Farden turned to leave. ‘How convenient you should know that word, old friend, and not many others,’ he said, with a smirk. Eyrum raised his hands to the sky and shrugged.

‘What am I, if not helpful?’ he asked the snow and the darkness. They didn’t say much in reply.

Night deepened and the noise of the shivering camp died away. Soon enough, all that could be heard was the snuffling of the sleeping, and the almost inaudible patter of the snow falling in the breeze. All was still in their little corner of the ice fields.

All save for one single shadow, treading softly across the snow.

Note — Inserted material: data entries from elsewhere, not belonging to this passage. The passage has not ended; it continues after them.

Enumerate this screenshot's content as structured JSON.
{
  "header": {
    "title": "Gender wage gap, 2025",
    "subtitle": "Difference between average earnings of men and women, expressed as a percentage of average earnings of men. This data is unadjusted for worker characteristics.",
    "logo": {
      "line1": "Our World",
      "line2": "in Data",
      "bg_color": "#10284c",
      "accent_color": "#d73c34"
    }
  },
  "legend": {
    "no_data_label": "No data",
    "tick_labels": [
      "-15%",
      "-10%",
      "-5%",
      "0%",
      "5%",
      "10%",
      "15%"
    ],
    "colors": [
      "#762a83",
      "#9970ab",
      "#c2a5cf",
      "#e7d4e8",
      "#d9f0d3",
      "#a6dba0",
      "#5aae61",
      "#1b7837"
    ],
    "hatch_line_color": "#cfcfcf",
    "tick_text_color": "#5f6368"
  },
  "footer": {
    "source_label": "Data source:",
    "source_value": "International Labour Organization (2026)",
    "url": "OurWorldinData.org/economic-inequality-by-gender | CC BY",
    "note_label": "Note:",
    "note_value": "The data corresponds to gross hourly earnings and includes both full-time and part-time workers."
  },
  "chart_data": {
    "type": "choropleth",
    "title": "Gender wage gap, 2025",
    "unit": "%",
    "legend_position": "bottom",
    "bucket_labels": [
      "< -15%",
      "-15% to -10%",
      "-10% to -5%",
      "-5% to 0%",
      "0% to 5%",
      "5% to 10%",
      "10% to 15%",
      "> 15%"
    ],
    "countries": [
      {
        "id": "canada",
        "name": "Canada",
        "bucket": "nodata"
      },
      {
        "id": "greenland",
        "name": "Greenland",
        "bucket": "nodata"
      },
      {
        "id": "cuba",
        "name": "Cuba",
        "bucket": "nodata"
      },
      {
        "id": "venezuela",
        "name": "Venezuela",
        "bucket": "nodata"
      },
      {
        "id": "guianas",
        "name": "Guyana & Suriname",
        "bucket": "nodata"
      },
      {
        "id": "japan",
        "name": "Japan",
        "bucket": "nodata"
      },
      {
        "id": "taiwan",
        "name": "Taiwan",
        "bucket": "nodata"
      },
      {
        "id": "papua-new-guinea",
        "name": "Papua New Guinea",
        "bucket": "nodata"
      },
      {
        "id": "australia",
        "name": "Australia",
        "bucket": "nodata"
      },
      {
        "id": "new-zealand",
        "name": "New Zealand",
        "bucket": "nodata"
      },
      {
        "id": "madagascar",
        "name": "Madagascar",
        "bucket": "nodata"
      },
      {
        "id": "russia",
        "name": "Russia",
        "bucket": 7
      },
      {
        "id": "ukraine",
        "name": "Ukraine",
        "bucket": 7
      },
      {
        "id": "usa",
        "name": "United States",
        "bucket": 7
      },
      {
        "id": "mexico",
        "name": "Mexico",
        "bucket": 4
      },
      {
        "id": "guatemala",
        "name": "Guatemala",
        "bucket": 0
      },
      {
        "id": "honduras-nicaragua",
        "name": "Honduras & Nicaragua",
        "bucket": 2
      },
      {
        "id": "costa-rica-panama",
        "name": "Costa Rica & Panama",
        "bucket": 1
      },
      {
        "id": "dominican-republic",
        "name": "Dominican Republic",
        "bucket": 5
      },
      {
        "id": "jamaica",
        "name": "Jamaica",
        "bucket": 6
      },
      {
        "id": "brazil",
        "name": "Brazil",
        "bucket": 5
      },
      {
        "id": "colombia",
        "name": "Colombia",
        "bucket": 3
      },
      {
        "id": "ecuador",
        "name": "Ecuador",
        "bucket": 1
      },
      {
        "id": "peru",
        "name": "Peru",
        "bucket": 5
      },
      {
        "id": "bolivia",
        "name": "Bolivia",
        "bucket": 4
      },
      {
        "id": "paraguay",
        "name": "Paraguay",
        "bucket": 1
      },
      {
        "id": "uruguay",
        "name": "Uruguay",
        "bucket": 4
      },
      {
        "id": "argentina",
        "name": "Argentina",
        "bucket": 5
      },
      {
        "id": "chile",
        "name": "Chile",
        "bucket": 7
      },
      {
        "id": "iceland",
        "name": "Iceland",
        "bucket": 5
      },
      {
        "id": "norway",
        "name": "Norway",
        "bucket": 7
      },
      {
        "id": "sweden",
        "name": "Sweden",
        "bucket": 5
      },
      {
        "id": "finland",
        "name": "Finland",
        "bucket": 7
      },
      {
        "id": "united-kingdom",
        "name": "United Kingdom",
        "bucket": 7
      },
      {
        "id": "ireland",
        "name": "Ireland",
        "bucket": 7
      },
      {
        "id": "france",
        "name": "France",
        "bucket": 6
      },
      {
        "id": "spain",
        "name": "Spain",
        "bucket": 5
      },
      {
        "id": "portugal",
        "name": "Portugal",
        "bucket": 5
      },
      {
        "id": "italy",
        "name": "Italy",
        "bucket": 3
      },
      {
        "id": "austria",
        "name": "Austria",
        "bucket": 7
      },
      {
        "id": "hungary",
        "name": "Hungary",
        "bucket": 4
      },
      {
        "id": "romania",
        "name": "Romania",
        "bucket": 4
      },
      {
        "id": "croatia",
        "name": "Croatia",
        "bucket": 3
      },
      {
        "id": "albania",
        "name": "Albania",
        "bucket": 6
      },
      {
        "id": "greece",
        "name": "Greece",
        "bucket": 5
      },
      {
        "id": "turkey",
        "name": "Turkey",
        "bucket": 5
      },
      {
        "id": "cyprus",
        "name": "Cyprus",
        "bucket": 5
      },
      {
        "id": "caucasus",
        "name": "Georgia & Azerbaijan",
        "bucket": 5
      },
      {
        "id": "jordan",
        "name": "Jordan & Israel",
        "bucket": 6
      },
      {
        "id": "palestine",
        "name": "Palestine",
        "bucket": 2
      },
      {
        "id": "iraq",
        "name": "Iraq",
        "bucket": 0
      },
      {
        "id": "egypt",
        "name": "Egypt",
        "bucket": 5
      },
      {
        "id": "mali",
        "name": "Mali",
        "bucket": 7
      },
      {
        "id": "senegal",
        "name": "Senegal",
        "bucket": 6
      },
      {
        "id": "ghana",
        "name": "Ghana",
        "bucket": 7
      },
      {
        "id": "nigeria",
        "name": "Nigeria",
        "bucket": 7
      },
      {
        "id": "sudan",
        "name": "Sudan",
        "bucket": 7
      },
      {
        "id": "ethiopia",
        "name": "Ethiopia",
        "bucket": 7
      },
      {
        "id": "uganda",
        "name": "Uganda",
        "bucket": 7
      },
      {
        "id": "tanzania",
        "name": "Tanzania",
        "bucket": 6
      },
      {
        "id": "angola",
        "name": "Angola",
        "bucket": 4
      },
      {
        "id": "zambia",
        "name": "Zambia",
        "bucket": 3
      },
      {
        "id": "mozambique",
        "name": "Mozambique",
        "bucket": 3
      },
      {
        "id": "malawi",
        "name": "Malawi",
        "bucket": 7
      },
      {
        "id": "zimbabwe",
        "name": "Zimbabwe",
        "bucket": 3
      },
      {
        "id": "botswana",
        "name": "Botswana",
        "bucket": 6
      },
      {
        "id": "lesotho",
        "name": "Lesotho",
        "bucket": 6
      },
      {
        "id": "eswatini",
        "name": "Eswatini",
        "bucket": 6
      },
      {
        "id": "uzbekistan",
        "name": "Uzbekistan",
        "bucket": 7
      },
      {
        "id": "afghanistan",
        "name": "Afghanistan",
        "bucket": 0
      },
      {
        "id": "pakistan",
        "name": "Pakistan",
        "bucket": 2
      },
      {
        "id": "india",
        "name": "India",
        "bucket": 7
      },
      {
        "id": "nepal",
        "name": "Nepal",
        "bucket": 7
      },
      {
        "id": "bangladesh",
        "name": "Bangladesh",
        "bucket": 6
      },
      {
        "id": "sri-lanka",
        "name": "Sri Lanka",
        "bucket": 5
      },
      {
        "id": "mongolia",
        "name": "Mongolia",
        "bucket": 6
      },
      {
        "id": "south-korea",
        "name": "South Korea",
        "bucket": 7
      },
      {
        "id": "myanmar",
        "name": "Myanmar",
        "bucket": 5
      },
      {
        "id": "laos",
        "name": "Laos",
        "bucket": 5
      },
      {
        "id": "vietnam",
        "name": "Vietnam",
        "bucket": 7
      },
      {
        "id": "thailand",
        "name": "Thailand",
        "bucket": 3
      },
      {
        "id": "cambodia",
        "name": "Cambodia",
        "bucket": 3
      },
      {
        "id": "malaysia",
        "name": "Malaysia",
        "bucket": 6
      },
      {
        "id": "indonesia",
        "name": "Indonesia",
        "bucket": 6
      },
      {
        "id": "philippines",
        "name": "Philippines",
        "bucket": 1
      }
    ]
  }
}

Loki padded like a thief between the lean-to’s and makeshift shelters. The lanterns and braziers had been left to the mercy of the cold, snuffed out by the snow. Now the only lights were those of the snowmad sleds and the mole-pens. Barely anything to see by.

The god crept to the nearest pen and gently undid the wire holding the gate shut. The moles were fast asleep, shivering gently in their dreams and in the cold. Loki took one by the scruff of its neck and led the half-asleep animal out of the pen and out of the camp. It snuffled at him as it shuffled along. Not a single eye followed them.

A few mages stood alone on the outskirts, glowing softly like fireflies as they kept watch. They were none the wiser to the shadow passing between them, heading out into the darkness beyond.

Loki paused barely a mile outside the camp. He craned his neck to listen to the night. He wished he had Heimdall’s ears sometimes. He could have made better use of them. There were whispers that needed listening to, secrets that needed gathering.